Durch den Park kommt man als Besucher auf den Autostraßen oder einem der vielen Wanderwege. Auch geführte Touren werden natürlich angeboten. Besonders beliebt ist die 700 Years Tour. Sie dauert vier Stunden, wird von April bis Ende Oktober angeboten und startet an der Far View Lodge. Die Parkranger geben auf der Tour mittleren Schwierigkeitsgrades Einblicke in die Kultur und Gartenbau der Ureinwohner, sowie in das Erbe des Parks. Die von Mai bis August angebotene Far View Explorer Tour ist für alle Altersgruppen geeignet und führt unter anderem zum Park Point, mit 2.613 Metern der höchstgelegene Punkt des Parks, von dem aus man nicht nur einen fantastischen Blick auf den Nationalpark, sondern auch auf die Four Corner States Colorado, Utah, Arizona und New Mexico hat. Die Tour dauert viereinhalb Stunden und startet am Morefield Campground und an der Far View Lodge. Auf eigene Faust kann man den Nationalpark unter anderem mit dem Auto auf der Mesa Top Loop Road oder der Cliff Palace Loop Road erkunden. Hier bekommt man gute Ausblicke auf den Cliff Palace und das Square Tower House. Im Chapin Mesa Museum finden Besucher eine informative Ausstellung über das Leben der Pueblostämme in der Region. Wer lieber zu Fuß statt mit dem Auto unterwegs ist, der hat mehrere Wanderwege für Anfänger und Fortgeschrittene zur Auswahl. Auf dem Petroglyph Point Trail etwa kann man die Malereien der Ureinwohner bestaunen und versuchen zu lesen. Der Point Lookout Trail führt über den Gipfel des Tafelbergs und verspricht einen tollen Ausblick auf das Montezuma- und Mancostal.

 

Kiva Zimmer in der Far View Lodge, dem einzigen Hotel im Nationalpark © aramark 

 

Wer Mesa Verde in Ruhe entdecken möchte, sollte mindesten eine Übernachtung einplanen. Neben dem Morefield Campground ist die einzige Unterkunft im Park die von April bis Oktober geöffnete Far View Lodge.
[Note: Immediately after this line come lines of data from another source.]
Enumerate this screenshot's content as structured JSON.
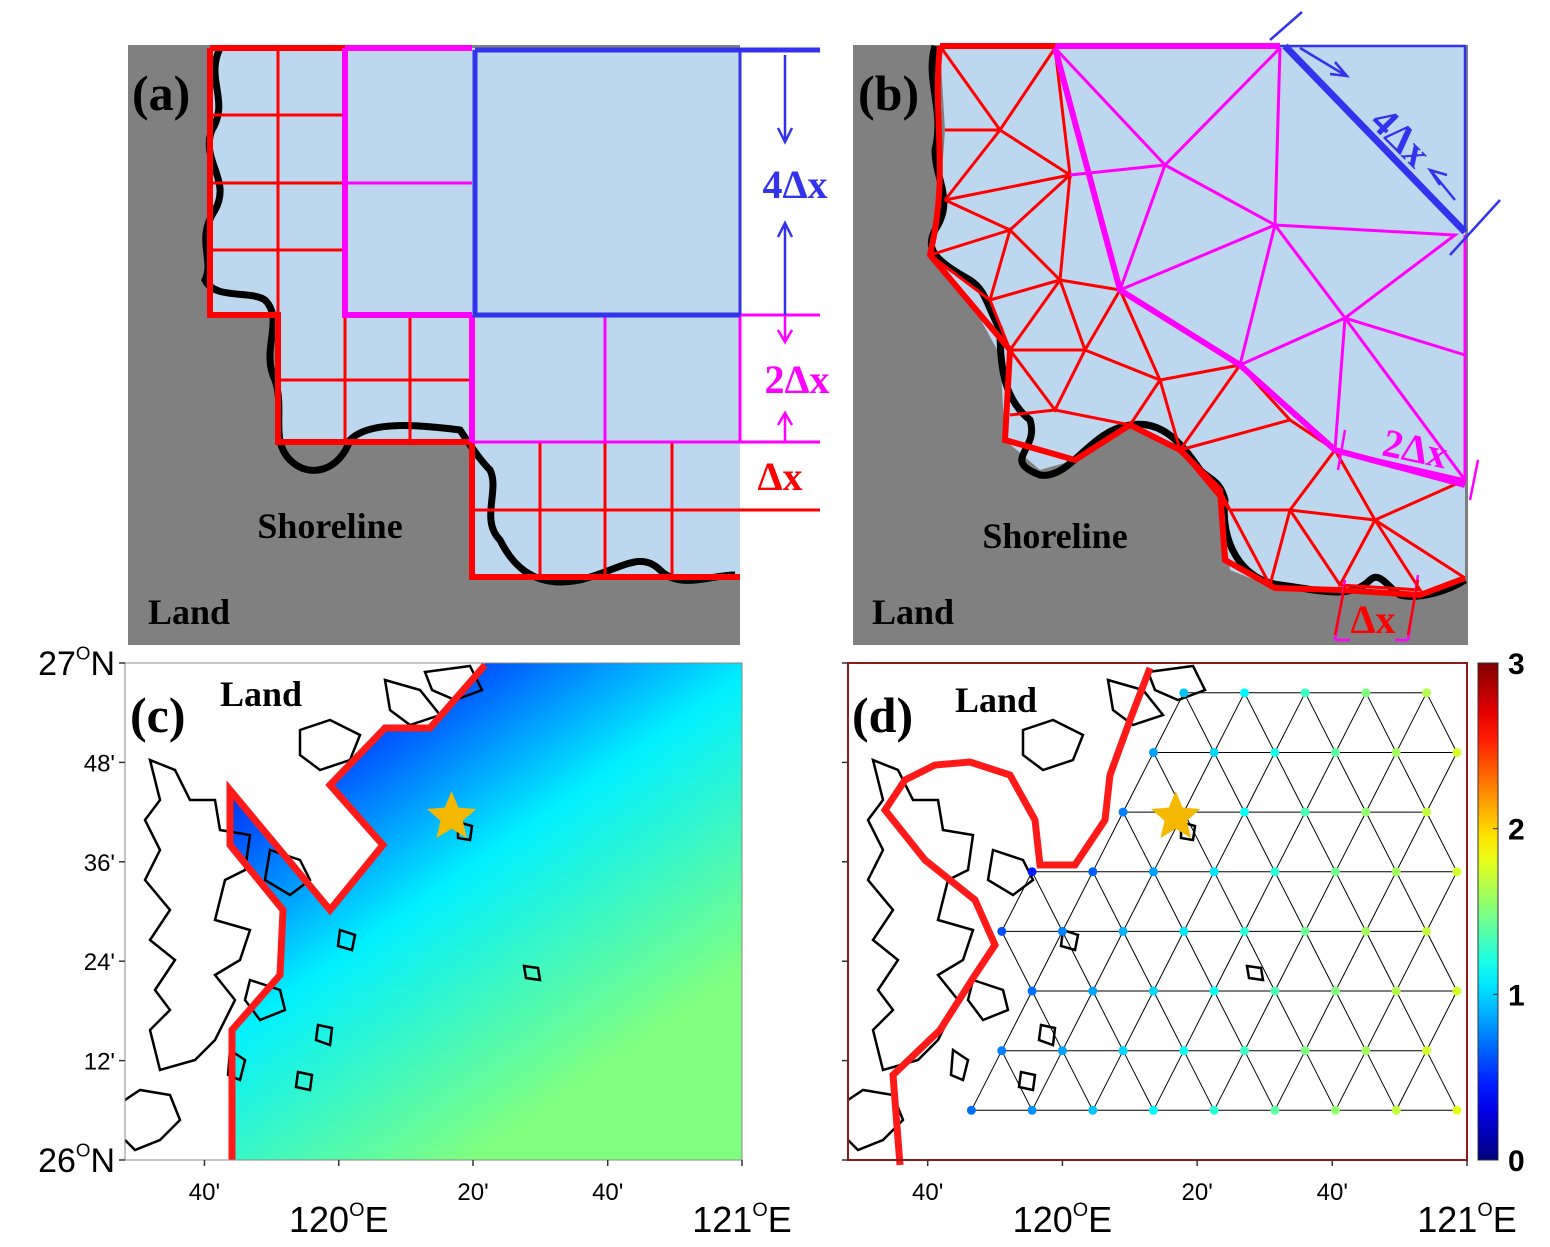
{
  "panels": {
    "a": {
      "label": "(a)",
      "land": "Land",
      "shoreline": "Shoreline",
      "dx4": "4Δx",
      "dx2": "2Δx",
      "dx1": "Δx"
    },
    "b": {
      "label": "(b)",
      "land": "Land",
      "shoreline": "Shoreline",
      "dx4": "4Δx",
      "dx2": "2Δx",
      "dx1": "Δx"
    },
    "c": {
      "label": "(c)",
      "land": "Land"
    },
    "d": {
      "label": "(d)",
      "land": "Land"
    }
  },
  "map_axes": {
    "lon_lim": [
      119.47,
      121
    ],
    "lat_lim": [
      26,
      27
    ],
    "lon_ticks": [
      {
        "value": 119.667,
        "label": "40'"
      },
      {
        "value": 120,
        "label": {
          "deg": "120",
          "sup": "O",
          "hem": "E"
        }
      },
      {
        "value": 120.333,
        "label": "20'"
      },
      {
        "value": 120.667,
        "label": "40'"
      },
      {
        "value": 121,
        "label": {
          "deg": "121",
          "sup": "O",
          "hem": "E"
        }
      }
    ],
    "lat_ticks": [
      {
        "value": 26,
        "label": {
          "deg": "26",
          "sup": "O",
          "hem": "N"
        }
      },
      {
        "value": 26.2,
        "label": "12'"
      },
      {
        "value": 26.4,
        "label": "24'"
      },
      {
        "value": 26.6,
        "label": "36'"
      },
      {
        "value": 26.8,
        "label": "48'"
      },
      {
        "value": 27,
        "label": {
          "deg": "27",
          "sup": "O",
          "hem": "N"
        }
      }
    ]
  },
  "station": {
    "lon": 120.28,
    "lat": 26.69
  },
  "colorbar": {
    "lim": [
      0,
      3
    ],
    "ticks": [
      0,
      1,
      2,
      3
    ]
  },
  "points": {
    "lon": [
      120.3,
      120.45,
      120.6,
      120.75,
      120.9,
      120.225,
      120.375,
      120.525,
      120.675,
      120.825,
      120.975,
      120.15,
      120.3,
      120.45,
      120.6,
      120.75,
      120.9,
      119.925,
      120.075,
      120.225,
      120.375,
      120.525,
      120.675,
      120.825,
      120.975,
      119.85,
      120.0,
      120.15,
      120.3,
      120.45,
      120.6,
      120.75,
      120.9,
      119.925,
      120.075,
      120.225,
      120.375,
      120.525,
      120.675,
      120.825,
      120.975,
      119.85,
      120.0,
      120.15,
      120.3,
      120.45,
      120.6,
      120.75,
      120.9,
      119.775,
      119.925,
      120.075,
      120.225,
      120.375,
      120.525,
      120.675,
      120.825,
      120.975
    ],
    "lat": [
      26.94,
      26.94,
      26.94,
      26.94,
      26.94,
      26.82,
      26.82,
      26.82,
      26.82,
      26.82,
      26.82,
      26.7,
      26.7,
      26.7,
      26.7,
      26.7,
      26.7,
      26.58,
      26.58,
      26.58,
      26.58,
      26.58,
      26.58,
      26.58,
      26.58,
      26.46,
      26.46,
      26.46,
      26.46,
      26.46,
      26.46,
      26.46,
      26.46,
      26.34,
      26.34,
      26.34,
      26.34,
      26.34,
      26.34,
      26.34,
      26.34,
      26.22,
      26.22,
      26.22,
      26.22,
      26.22,
      26.22,
      26.22,
      26.22,
      26.1,
      26.1,
      26.1,
      26.1,
      26.1,
      26.1,
      26.1,
      26.1,
      26.1
    ],
    "value": [
      0.95,
      1.1,
      1.3,
      1.5,
      1.65,
      0.85,
      1.0,
      1.2,
      1.4,
      1.6,
      1.75,
      0.75,
      0.95,
      1.15,
      1.35,
      1.55,
      1.7,
      0.45,
      0.65,
      0.85,
      1.05,
      1.25,
      1.45,
      1.6,
      1.75,
      0.6,
      0.75,
      0.9,
      1.05,
      1.25,
      1.45,
      1.6,
      1.7,
      0.7,
      0.85,
      1.0,
      1.15,
      1.35,
      1.5,
      1.65,
      1.75,
      0.75,
      0.85,
      1.0,
      1.15,
      1.3,
      1.5,
      1.6,
      1.75,
      0.7,
      0.8,
      0.95,
      1.1,
      1.25,
      1.4,
      1.55,
      1.7,
      1.8
    ]
  }
}
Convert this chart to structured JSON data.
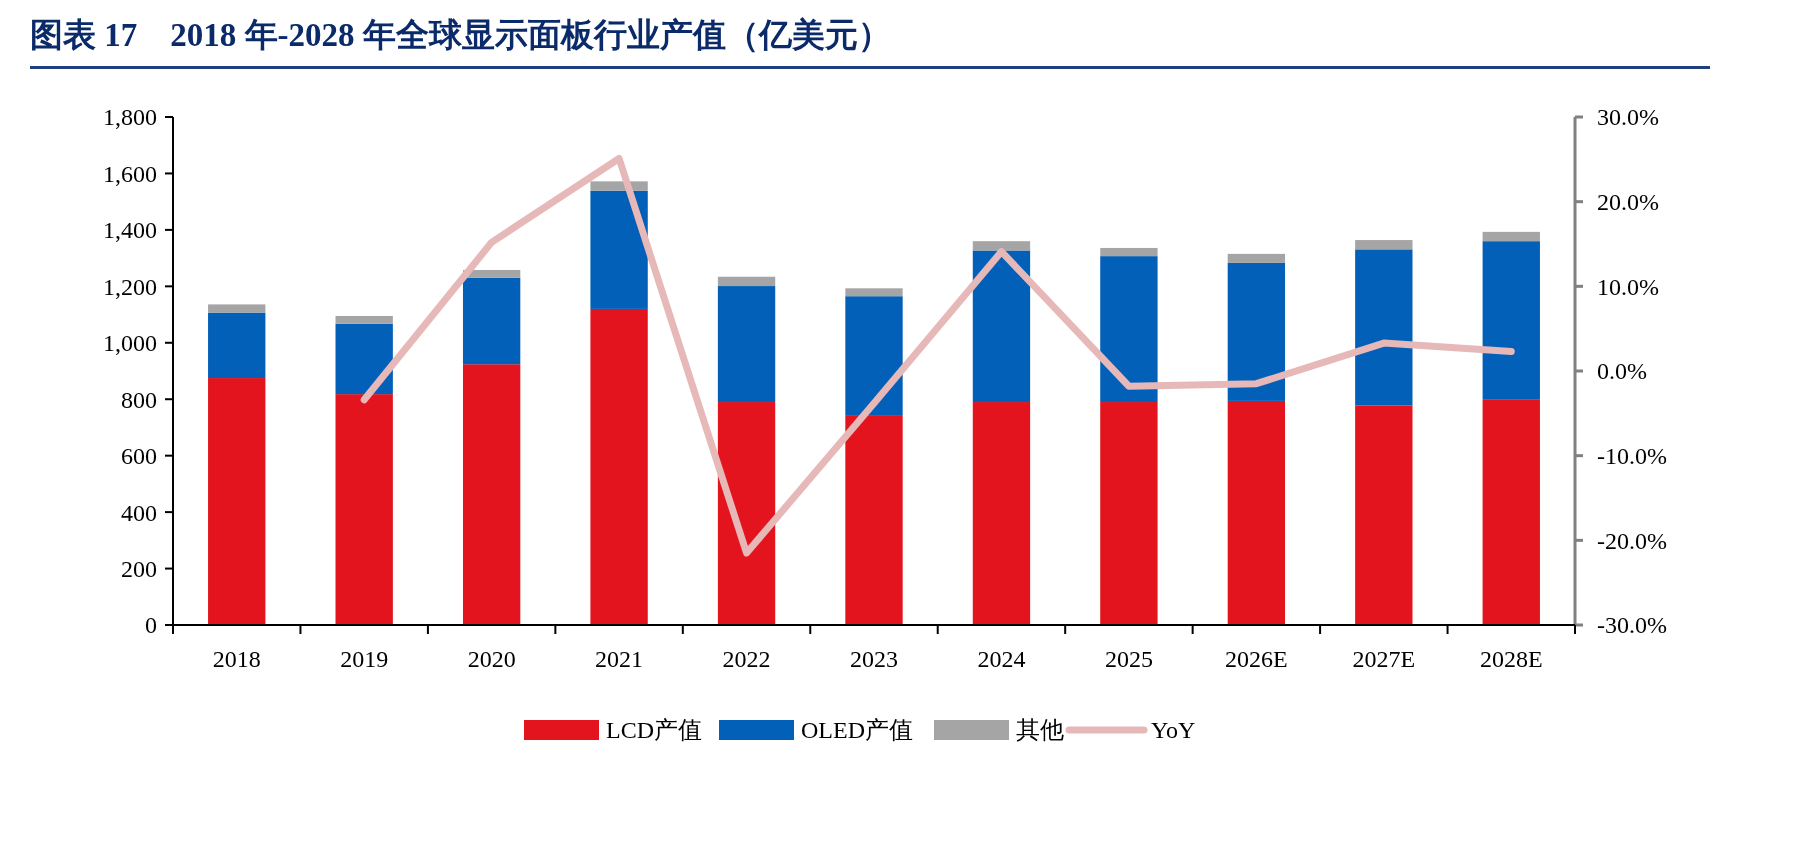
{
  "chart_data": {
    "type": "bar",
    "title": "图表 17　2018 年-2028 年全球显示面板行业产值（亿美元）",
    "categories": [
      "2018",
      "2019",
      "2020",
      "2021",
      "2022",
      "2023",
      "2024",
      "2025",
      "2026E",
      "2027E",
      "2028E"
    ],
    "stacked": true,
    "series": [
      {
        "name": "LCD产值",
        "color": "#e3141e",
        "values": [
          875,
          818,
          924,
          1120,
          790,
          741,
          790,
          790,
          794,
          778,
          798
        ]
      },
      {
        "name": "OLED产值",
        "color": "#0360b8",
        "values": [
          232,
          249,
          306,
          419,
          411,
          424,
          537,
          517,
          489,
          553,
          562
        ]
      },
      {
        "name": "其他",
        "color": "#a5a5a5",
        "values": [
          29,
          28,
          28,
          33,
          33,
          28,
          33,
          29,
          32,
          33,
          33
        ]
      },
      {
        "name": "YoY",
        "type": "line",
        "axis": "y2",
        "color": "#e6b8b7",
        "values": [
          null,
          -3.4,
          15.2,
          25.1,
          -21.5,
          -3.8,
          14.1,
          -1.8,
          -1.5,
          3.3,
          2.3
        ]
      }
    ],
    "ylim": [
      0,
      1800
    ],
    "yticks": [
      {
        "value": 0,
        "label": "0"
      },
      {
        "value": 200,
        "label": "200"
      },
      {
        "value": 400,
        "label": "400"
      },
      {
        "value": 600,
        "label": "600"
      },
      {
        "value": 800,
        "label": "800"
      },
      {
        "value": 1000,
        "label": "1,000"
      },
      {
        "value": 1200,
        "label": "1,200"
      },
      {
        "value": 1400,
        "label": "1,400"
      },
      {
        "value": 1600,
        "label": "1,600"
      },
      {
        "value": 1800,
        "label": "1,800"
      }
    ],
    "y2lim": [
      -30,
      30
    ],
    "y2ticks": [
      {
        "value": -30,
        "label": "-30.0%"
      },
      {
        "value": -20,
        "label": "-20.0%"
      },
      {
        "value": -10,
        "label": "-10.0%"
      },
      {
        "value": 0,
        "label": "0.0%"
      },
      {
        "value": 10,
        "label": "10.0%"
      },
      {
        "value": 20,
        "label": "20.0%"
      },
      {
        "value": 30,
        "label": "30.0%"
      }
    ],
    "grid": false,
    "legend": "bottom",
    "marker": "none"
  }
}
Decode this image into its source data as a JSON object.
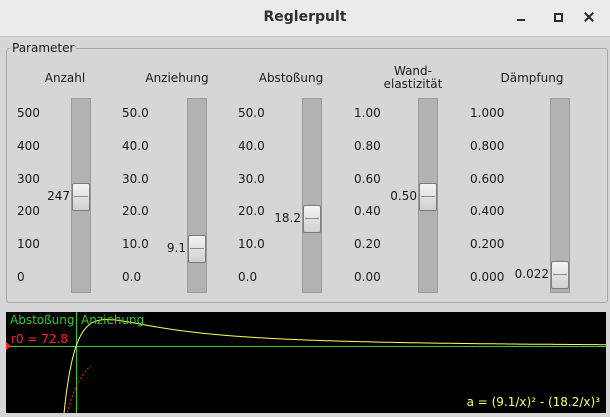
{
  "window": {
    "title": "Reglerpult"
  },
  "group": {
    "label": "Parameter"
  },
  "sliders": [
    {
      "id": "anzahl",
      "label": "Anzahl",
      "ticks": [
        "500",
        "400",
        "300",
        "200",
        "100",
        "0"
      ],
      "min": 0,
      "max": 500,
      "value": 247,
      "display": "247"
    },
    {
      "id": "anziehung",
      "label": "Anziehung",
      "ticks": [
        "50.0",
        "40.0",
        "30.0",
        "20.0",
        "10.0",
        "0.0"
      ],
      "min": 0,
      "max": 50,
      "value": 9.1,
      "display": "9.1"
    },
    {
      "id": "abstossung",
      "label": "Abstoßung",
      "ticks": [
        "50.0",
        "40.0",
        "30.0",
        "20.0",
        "10.0",
        "0.0"
      ],
      "min": 0,
      "max": 50,
      "value": 18.2,
      "display": "18.2"
    },
    {
      "id": "wandelastizitaet",
      "label": "Wand-\nelastizität",
      "ticks": [
        "1.00",
        "0.80",
        "0.60",
        "0.40",
        "0.20",
        "0.00"
      ],
      "min": 0,
      "max": 1,
      "value": 0.5,
      "display": "0.50"
    },
    {
      "id": "daempfung",
      "label": "Dämpfung",
      "ticks": [
        "1.000",
        "0.800",
        "0.600",
        "0.400",
        "0.200",
        "0.000"
      ],
      "min": 0,
      "max": 1,
      "value": 0.022,
      "display": "0.022"
    }
  ],
  "plot": {
    "repulsion_label": "Abstoßung",
    "attraction_label": "Anziehung",
    "r0_label": "r0 = 72.8",
    "formula": "a = (9.1/x)² - (18.2/x)³",
    "colors": {
      "background": "#000000",
      "repulsion": "#33cc33",
      "attraction": "#33cc33",
      "r0": "#ff2222",
      "axis": "#33cc33",
      "curve": "#ffff66",
      "formula": "#ffff66"
    }
  }
}
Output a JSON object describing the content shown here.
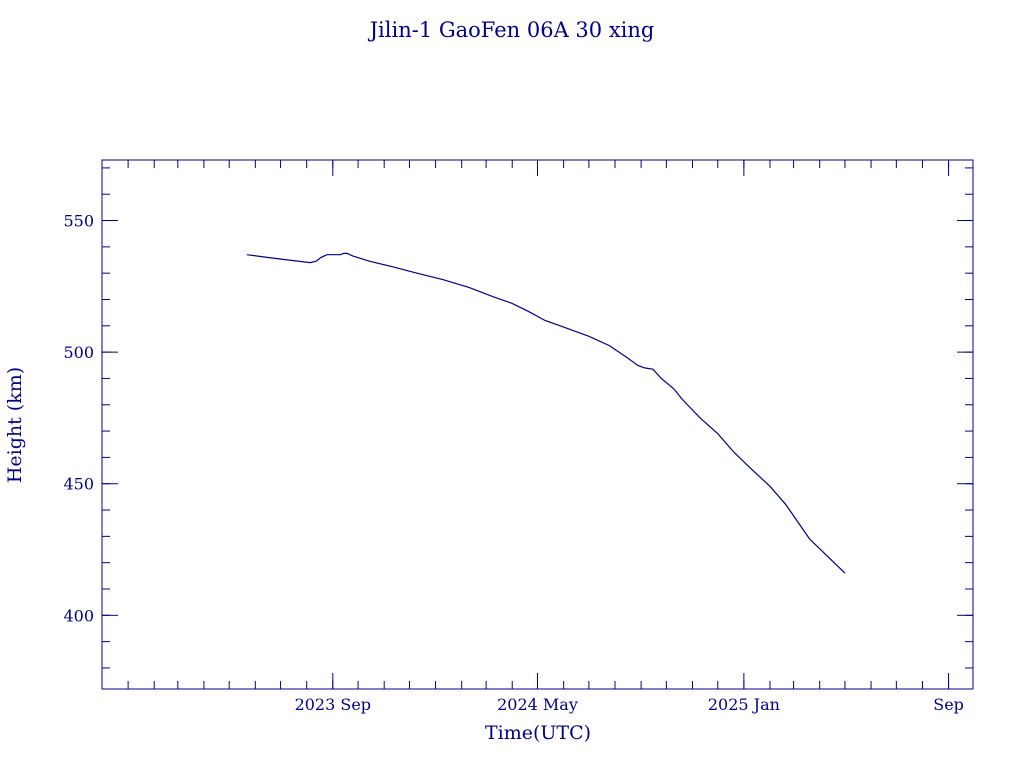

Die komfortable Lodge verfügt über 150 Zimmer (Kiva und Kiva Deluxe Zimmer) und liegt auf einer Höhe von 2.500 Metern in unmittelbarer Nähe des Visitor Center und unweit der Felsenwohnungen. Wie der Name schon sagt, haben Gäste der Lodge einen fantastischen Ausblick und können bei guter Fernsicht sogar bis nach Utah, Arizona und New Mexico sehen. Auch vom zur Lodge gehörenden und geschmackvoll eingerichteten Metate Room Restaurant bietet sich den Gästen eine grandiose Panoramasicht. Die gehobene Küche hat sich auf zeitgenössische Interpretationen traditioneller Rezepte spezialisiert und würdigt so das Erbe der Ureinwohner. Im Far View Terrace Cafe und in der Far View Lounge gibt es neben einem tollen Ausblick leckere Snacks, BBQ und Cocktails. Das Spruce Tree Terrace Café liegt mitten im Nationalpark und serviert amerikanische Klassiker und Spezialitäten aus dem Südwesten wie etwa Navajo Tacos.